If there’s a single group of people who are likely to be experiencing the most consternation over recent market events, it’s those who have just retired or who are on the cusp of hanging it up.
But as with most things in life, the key for new- and near-retirees making it through this period with their sanity intact is to focus on what they can control.
Assess spending rate
People who have just retired or are about to do so are vulnerable to sequence-of-returns risk, which means that a bad market shows up early in retirement. And this imperils your portfolio’s ability to last throughout your retirement years.

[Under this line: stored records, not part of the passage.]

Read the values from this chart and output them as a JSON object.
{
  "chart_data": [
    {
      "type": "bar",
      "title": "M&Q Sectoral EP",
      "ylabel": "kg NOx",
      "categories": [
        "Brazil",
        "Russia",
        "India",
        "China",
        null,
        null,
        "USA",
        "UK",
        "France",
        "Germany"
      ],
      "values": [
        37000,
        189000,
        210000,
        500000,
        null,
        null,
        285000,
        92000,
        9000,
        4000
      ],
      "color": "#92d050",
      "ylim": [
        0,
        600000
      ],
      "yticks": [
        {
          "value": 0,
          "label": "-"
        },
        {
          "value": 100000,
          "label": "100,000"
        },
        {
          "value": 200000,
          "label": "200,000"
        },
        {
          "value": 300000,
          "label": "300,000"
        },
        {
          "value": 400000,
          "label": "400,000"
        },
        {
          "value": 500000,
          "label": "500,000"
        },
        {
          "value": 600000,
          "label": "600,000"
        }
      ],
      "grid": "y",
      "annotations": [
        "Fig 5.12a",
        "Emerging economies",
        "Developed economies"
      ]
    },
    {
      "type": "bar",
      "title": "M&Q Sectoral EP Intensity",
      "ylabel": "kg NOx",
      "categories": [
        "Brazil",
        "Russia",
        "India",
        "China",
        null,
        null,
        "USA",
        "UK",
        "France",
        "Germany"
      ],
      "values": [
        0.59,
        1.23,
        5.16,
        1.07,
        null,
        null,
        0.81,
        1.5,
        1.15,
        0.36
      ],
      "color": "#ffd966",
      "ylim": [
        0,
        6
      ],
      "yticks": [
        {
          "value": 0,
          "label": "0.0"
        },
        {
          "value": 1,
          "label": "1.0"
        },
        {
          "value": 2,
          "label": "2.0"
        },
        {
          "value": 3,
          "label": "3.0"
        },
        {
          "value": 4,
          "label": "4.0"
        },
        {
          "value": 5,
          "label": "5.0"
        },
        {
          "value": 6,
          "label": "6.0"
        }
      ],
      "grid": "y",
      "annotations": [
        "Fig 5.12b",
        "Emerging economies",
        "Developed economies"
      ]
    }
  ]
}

Retirees who are pulling cash flows from their portfolios can address that risk by adjusting spending down to ensure that more of their portfolios are in place to recover when the market eventually does.
In our retirement income research, we found that tweaks like forgoing an inflation adjustment following a bear market help ensure that spending lasts over a 30-year period.
If you haven’t yet retired, assess your planned in-retirement spending and identify where you could make cutbacks if needed.
Pull cash flows from safer assets
Ideally, you can pull portfolio cash flows from safer assets and leave your stock positions undisturbed.
That’s the general logic behind the Bucket approach to portfolio construction. In good years for the stock market, harvest appreciated equity assets for income. In bad ones, don’t touch stocks but instead source cash flows from high-quality bonds or cash.
Using that logic, you may even want to reinvest income distributions back into securities that have recently lost value rather than spending them.